21 December 2014

François-Paul Alibert: Le Fils de Loth (2002)

François-Paul Alibert (1873–1953) was a poet and a journalist who was born and buried in Carcassonne.

His erotic gay novel Le Supplice d'une queue (lit. 'The Torture of a Dick') was published and sold under the counter in 1930–31 in a print run of only ninety copies by René Bonnel in the same volume as Hugo Marsan's Le Jeu de l'amour et de la nécessité (lit. 'The Game of Love and Necessity', and an obvious pun on Marivaux's play Le Jeu de l'amour et du hasard).

Alibert's second (gay) novel – Une Couronne de Pines (lit. 'A Crown of Cocks') with a print run again of about one hundred – was confiscated by the police.

His third novel – Le Fils de Loth (lit. 'Lot's Son') – was called 'the most audacious' of Alibert's works by Joë Bousquet (1897–1950), who is perhaps Carcassonne's most famous poet. The above scan is the first edition, meaning that it took about seventy years to be published. That was by Musardine, and it has an Introduction by Emmanuel Pierrat and a Preface by Didier Eribon. The cover illustration is from Ils, dessins érotiques de Jean Cocteau (Annie Guédras, Le Pré aux clercs, 1998).

Le Fils de Loth takes as its subject not simply male homosexual love, but also gay incestuous love.
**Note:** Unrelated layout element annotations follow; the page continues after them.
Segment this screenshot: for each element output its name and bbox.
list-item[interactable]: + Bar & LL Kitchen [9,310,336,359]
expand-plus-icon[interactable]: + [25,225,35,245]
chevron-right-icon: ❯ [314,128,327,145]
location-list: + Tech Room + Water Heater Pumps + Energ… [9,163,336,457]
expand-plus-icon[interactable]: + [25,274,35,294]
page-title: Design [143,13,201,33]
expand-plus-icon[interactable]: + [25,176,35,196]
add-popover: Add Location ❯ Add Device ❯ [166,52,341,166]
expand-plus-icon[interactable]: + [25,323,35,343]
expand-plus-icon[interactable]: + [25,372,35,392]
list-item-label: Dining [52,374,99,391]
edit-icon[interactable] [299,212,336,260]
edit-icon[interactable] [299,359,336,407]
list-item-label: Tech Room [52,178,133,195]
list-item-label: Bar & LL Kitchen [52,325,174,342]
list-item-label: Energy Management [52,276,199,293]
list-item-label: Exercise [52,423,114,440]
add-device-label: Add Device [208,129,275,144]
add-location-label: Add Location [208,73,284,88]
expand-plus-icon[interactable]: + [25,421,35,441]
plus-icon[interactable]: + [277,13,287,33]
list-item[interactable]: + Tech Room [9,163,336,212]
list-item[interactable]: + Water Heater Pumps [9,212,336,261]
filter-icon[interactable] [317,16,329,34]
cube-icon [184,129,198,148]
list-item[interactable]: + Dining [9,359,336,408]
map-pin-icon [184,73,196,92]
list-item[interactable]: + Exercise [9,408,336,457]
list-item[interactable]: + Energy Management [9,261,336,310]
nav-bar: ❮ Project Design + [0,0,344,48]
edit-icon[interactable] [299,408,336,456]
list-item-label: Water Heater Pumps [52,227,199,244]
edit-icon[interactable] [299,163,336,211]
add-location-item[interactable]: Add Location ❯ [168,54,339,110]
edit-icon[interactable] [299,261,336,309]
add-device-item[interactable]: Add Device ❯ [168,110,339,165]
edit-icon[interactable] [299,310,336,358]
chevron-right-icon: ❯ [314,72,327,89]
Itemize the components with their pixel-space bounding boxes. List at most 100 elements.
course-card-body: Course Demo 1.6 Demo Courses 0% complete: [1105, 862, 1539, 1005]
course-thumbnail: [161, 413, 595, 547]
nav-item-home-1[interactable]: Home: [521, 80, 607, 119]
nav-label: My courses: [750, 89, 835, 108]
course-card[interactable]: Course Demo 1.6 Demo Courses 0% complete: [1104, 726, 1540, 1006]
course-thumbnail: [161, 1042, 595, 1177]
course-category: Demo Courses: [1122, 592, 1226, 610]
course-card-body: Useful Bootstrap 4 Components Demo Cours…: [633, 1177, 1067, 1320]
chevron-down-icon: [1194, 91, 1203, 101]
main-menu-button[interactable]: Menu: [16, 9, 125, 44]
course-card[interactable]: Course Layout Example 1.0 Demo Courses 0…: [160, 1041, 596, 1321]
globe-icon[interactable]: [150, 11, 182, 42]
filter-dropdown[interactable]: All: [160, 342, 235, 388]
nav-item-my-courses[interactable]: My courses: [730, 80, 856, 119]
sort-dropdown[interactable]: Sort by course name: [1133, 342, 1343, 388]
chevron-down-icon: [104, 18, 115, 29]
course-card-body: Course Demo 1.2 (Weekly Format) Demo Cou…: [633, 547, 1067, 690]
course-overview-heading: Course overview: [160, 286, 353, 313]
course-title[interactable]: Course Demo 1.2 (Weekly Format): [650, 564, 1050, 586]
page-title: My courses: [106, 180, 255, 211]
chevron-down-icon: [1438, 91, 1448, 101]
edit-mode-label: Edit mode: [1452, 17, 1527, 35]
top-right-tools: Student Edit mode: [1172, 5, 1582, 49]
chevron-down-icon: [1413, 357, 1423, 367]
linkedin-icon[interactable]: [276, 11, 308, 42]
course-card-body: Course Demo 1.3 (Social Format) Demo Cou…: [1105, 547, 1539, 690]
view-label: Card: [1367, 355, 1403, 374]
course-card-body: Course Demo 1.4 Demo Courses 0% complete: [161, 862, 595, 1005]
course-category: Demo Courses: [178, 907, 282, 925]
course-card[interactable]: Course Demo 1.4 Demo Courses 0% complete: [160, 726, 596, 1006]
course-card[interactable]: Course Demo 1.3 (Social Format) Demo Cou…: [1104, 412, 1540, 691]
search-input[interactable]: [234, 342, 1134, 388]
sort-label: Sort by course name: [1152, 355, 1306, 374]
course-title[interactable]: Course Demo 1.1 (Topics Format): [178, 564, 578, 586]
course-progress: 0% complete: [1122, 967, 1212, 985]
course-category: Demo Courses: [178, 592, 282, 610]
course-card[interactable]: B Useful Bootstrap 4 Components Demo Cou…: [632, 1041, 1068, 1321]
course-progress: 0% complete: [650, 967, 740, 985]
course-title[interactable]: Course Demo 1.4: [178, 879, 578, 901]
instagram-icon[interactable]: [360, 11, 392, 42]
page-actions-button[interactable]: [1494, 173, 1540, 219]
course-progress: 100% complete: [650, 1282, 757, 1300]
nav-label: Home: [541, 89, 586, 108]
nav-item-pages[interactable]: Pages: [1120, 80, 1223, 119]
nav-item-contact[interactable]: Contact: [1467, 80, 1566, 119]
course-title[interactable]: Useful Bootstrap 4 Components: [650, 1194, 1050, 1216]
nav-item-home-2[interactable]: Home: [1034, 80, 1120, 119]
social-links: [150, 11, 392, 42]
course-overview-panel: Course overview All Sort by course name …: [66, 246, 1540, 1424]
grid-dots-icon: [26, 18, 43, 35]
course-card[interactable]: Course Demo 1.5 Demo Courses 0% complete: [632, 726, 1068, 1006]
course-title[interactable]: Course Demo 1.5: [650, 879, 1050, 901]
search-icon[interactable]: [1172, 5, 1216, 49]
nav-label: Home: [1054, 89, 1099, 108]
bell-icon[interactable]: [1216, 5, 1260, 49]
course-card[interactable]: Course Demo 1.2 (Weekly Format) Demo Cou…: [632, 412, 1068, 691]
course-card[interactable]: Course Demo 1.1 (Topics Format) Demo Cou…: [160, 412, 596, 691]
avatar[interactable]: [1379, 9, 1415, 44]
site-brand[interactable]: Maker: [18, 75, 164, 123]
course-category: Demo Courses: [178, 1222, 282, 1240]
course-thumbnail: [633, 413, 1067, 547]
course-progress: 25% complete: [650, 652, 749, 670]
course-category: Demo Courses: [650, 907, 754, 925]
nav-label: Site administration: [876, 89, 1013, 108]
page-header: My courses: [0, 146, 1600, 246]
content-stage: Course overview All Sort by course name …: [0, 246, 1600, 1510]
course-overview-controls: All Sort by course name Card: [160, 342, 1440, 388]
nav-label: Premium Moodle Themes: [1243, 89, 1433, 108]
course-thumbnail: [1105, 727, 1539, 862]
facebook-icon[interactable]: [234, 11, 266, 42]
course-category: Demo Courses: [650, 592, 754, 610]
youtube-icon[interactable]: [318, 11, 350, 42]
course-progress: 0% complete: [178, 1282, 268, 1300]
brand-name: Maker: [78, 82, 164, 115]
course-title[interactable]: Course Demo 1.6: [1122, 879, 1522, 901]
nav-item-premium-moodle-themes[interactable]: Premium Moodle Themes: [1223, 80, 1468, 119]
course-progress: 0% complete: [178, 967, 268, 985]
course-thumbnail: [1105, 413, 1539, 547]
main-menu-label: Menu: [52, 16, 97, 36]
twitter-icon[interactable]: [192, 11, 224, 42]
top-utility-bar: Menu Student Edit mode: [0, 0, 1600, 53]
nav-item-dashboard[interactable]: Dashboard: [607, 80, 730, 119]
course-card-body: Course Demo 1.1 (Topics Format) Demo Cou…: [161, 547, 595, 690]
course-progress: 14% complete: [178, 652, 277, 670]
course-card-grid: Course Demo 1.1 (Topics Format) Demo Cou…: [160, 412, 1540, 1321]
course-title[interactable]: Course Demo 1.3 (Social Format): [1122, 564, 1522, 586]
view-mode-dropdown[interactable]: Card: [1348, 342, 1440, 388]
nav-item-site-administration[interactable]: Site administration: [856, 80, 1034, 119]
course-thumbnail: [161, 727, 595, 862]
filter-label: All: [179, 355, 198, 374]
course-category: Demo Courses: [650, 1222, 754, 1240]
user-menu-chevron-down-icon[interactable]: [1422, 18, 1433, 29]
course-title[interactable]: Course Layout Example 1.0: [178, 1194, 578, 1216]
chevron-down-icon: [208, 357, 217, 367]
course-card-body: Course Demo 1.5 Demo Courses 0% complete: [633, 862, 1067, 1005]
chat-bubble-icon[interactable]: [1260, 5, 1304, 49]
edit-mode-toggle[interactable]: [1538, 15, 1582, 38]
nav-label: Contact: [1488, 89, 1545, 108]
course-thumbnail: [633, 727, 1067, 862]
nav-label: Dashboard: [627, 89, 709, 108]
At the beginning of the book Alibert uses a quotation from André Gide's Nouvelles Nourritures, in which he speaks of Lot's wife being turned into a pillar of salt and Lot then sleeping with his daughters. Didier Eribon says that this could almost be seen as Alibert cocking an advance snook at the 'psychoanalytical vulgate' of judging homosexuality as a reversal of the Oedipus story: the male child dreaming of sleeping with his father and seeing his mother as a rival.

On first appearances it seems odd that this boundary-breaking book should come not from the literary centre of Paris but from the small town of Carcassonne, tucked away in the south-west of France. But then, there was a long correspondence between Gide and Alibert which lasted from 1907 to 1950: Didier suggests that Alibert was tempted to go beyond boundaries both because that is just what Gide had done with L'Immoraliste, and because of Alibert's taste for Helleno-Latin culture.

Le Fils de Loth begins with the young lovers Roland and André enjoying each other by the sea and Roland asking who initiated André into the art of love. André says that it was his father, and so begins a long explanation with only occasional interruptions.

Every attempt is made to make André's incestuous relationship very natural, wished for, chosen, non-exploitative. From the time that the seven-year-old boy shares a bed with his father when the mother is away and he enjoys his father's rugged masculinity and he is excited by his father's morning glory he knows that there is a power he must discover, although his father Édouard feel something is not right and they sleep alone afterwards, even though nothing of an overt sexual nature has actually happened.

André has never had any interest in girls but is particularly sexually excited by his father. When years later father and son sleep in separate beds Édouard – when he believes André is sleeping – has a tremendous wank (I don't think the word 'masturbate' is ever used), and André knows that he is having this effect on his father. But neither can express their feelings for each other.

It remains for Édouard's friend Michel to play Cupid and bring the fifteen-year-old André sexually together with his father, and the lovers have a number of days of unbridled passion, with full descriptions of many of their activities.

In the end André dies of meningitis, the nameless mother dies, Édouard is living with Michel, and the reader wonders what to make of all this. It wouldn't have been possible to publish this book in the 1930s, and although now pretty much anything of a sexual nature goes in terms of the written word the fact remains that even though André is a more than willing partner and even instigates a number of things sexually, this is still parental abuse of a child.

As Eribon states, and I translate: 'This book will again ask the eternal question: is everything possible in literature? How far can you go?' He also says that Alibert took it upon himself to push the boundaries back, and I think that's the best way to view the book: as a curiosity, a literary experiment.